Uitspraakdatum: 26 april 2019 Zaaknummer: SXM201801080- Lar 102/2018
GERECHT IN EERSTE AANLEG VAN SINT MAARTEN
UITSPRAAK
In het geding van:
[eiseres],
wonende te Sint Maarten,
eiseres,
gemachtigde: dhr. E.I. MADURO,
tegen
DE MINISTER VAN JUSTITIE VAN HET LAND SINT MAARTEN,
gezeteld te Sint Maarten,
verweerder,
gemachtigde: mr. A.O. MULLER.

1.Aanduiding bestreden beschikking

De beschikking van verweerder van 6 juli 2018 waarin verweerder de aanvraag van eiseres om verlening van een vergunning tot tijdelijk verblijf, heeft afgewezen.

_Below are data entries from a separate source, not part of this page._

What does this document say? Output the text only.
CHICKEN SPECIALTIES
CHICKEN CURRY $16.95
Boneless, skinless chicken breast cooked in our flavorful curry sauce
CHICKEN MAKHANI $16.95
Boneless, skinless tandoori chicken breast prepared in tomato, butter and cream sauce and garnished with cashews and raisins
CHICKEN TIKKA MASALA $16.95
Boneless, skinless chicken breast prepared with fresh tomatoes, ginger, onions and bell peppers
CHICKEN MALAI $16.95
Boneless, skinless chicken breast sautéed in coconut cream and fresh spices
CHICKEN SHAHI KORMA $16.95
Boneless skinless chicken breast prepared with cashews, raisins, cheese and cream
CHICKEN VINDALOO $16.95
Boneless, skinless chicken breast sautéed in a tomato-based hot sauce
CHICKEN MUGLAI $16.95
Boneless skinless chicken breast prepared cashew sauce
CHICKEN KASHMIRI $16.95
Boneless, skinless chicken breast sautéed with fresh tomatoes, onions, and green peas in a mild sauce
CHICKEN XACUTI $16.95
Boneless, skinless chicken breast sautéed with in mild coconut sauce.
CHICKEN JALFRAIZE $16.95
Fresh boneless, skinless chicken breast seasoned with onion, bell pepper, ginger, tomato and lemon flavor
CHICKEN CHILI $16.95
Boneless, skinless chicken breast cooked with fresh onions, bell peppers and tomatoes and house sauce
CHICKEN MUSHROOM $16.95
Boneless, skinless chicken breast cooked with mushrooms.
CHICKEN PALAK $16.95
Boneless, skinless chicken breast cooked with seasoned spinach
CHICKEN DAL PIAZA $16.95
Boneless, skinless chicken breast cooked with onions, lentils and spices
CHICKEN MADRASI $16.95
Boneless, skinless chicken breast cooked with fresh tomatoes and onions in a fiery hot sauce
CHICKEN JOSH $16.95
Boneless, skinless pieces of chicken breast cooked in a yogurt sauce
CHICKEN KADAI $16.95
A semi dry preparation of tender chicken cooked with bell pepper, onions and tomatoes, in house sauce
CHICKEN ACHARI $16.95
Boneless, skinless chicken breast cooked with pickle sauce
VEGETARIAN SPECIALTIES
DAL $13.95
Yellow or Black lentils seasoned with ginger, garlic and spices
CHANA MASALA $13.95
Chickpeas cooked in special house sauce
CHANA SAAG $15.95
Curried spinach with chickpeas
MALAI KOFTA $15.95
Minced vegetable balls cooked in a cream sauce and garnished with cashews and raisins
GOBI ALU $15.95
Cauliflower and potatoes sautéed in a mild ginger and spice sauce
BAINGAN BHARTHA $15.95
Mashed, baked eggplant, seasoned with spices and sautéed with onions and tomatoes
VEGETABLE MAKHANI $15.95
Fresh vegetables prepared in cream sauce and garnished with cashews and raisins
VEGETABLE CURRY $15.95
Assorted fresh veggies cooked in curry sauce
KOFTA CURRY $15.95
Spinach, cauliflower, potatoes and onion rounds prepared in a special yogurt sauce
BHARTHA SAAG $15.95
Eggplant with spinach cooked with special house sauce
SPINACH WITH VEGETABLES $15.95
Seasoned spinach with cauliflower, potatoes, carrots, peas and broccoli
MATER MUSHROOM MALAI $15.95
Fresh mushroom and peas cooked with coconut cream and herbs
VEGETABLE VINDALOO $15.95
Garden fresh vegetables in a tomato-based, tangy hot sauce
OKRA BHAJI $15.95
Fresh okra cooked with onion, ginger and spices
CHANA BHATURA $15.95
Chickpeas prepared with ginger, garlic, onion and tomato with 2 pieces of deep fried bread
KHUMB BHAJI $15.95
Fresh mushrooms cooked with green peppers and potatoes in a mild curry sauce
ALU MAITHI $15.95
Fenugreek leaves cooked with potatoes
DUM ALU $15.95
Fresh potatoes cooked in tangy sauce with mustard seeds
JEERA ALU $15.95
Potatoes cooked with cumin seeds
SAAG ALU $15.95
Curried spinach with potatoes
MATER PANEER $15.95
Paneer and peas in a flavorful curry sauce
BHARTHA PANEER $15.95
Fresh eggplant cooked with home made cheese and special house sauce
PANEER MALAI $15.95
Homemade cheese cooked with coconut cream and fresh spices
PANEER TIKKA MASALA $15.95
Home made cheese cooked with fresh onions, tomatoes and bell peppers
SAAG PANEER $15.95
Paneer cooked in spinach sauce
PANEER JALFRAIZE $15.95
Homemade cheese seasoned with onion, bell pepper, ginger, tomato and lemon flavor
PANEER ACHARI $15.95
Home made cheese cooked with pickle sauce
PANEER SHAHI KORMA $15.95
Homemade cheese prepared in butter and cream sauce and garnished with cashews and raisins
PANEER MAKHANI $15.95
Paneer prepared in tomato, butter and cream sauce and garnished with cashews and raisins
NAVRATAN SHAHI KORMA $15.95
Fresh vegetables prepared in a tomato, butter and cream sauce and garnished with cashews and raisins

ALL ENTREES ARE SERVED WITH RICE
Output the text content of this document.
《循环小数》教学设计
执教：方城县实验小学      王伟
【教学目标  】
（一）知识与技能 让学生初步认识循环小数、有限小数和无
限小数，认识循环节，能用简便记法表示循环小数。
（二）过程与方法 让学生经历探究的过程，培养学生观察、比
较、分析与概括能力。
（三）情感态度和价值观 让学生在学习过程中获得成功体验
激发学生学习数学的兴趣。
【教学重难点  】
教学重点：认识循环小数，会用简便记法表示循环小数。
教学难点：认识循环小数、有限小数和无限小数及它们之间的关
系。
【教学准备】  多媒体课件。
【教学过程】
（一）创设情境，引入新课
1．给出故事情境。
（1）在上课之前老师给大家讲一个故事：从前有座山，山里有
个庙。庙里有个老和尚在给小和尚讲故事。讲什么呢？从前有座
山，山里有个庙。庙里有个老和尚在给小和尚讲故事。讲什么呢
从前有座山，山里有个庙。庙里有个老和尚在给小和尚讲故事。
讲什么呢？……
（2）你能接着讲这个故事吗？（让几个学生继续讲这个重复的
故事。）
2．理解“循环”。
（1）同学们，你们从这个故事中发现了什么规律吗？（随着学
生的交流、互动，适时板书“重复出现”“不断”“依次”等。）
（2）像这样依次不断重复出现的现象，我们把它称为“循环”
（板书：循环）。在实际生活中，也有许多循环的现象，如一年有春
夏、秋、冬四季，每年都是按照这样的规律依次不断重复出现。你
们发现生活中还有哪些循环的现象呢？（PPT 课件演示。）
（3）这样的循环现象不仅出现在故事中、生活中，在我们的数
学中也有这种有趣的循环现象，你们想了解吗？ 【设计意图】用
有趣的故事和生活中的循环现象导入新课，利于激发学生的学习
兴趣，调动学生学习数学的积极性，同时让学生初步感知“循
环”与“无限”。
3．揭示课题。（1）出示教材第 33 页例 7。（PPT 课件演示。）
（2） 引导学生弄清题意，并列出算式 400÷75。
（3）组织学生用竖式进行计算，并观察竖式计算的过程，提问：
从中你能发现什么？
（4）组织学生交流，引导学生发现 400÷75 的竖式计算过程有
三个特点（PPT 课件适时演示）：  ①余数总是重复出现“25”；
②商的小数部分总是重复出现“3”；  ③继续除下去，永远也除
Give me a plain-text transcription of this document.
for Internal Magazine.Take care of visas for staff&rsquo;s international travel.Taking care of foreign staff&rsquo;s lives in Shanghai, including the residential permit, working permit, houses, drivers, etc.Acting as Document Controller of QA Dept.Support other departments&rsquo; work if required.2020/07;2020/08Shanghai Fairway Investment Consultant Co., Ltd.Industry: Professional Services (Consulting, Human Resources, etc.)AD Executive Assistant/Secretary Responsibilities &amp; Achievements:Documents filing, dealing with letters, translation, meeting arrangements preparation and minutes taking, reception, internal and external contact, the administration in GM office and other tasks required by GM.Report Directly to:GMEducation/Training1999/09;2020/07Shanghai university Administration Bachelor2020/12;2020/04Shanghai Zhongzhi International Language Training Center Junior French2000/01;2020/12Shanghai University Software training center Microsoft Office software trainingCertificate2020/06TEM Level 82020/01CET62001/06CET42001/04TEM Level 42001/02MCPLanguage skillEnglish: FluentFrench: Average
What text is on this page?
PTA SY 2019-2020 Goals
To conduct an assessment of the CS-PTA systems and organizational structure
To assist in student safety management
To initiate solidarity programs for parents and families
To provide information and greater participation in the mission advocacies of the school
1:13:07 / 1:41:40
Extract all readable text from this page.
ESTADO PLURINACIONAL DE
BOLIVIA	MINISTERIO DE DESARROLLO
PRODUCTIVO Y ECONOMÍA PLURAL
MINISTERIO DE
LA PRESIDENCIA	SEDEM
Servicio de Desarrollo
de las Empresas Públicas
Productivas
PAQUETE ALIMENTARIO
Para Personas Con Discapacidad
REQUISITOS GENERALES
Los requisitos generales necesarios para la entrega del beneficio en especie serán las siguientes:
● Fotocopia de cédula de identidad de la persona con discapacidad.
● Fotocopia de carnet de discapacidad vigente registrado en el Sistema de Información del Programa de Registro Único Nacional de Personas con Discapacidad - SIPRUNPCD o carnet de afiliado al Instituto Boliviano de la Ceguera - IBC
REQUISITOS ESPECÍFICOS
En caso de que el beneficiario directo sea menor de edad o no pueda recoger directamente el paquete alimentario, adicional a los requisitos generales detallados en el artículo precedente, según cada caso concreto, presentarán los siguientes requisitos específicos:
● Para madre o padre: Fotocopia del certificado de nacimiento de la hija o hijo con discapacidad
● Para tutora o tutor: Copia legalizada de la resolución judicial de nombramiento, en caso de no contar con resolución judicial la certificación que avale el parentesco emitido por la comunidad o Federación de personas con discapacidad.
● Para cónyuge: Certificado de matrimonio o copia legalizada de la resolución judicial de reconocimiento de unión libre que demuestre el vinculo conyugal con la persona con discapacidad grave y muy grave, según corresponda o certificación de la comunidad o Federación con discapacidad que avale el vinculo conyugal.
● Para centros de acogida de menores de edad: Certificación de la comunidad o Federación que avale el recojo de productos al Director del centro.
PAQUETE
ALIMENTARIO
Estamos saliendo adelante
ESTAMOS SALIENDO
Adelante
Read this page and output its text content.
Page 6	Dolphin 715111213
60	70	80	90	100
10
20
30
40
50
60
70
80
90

2.Het verloop van de procedure

Met een op 16 augustus 2018 ter griffie van het Gerecht in eerste aanleg alhier ingediend beroepschrift (met producties) heeft eiseres tegen voormelde beschikking beroep ingesteld als bedoeld in artikel 7 van de Landsverordening administratieve rechtspraak (Lar).
Op 20 september 2018 heeft verweerder een verweerschrift (met producties) ingediend.
Mondelinge behandeling heeft plaatsgevonden ter zitting van 15 april 2019. Eiseres is bij haar gemachtigde voornoemd verschenen. Verweerder is verschenen bij diens gemachtigde voornoemd die op schrift gestelde pleitaantekeningen heeft voorgedragen en overgelegd.
Uitspraak is bepaald op heden.

3.De beoordeling

3.1
De volgende feiten staan vast.
- Eiseres heeft de Colombiaanse nationaliteit.
- Op 13 december 2010 heeft eiseres een aanvraag gedaan om een vergunning tot tijdelijk verblijf op basis van het Brooks-Tower Akkoord (hierna: BTA).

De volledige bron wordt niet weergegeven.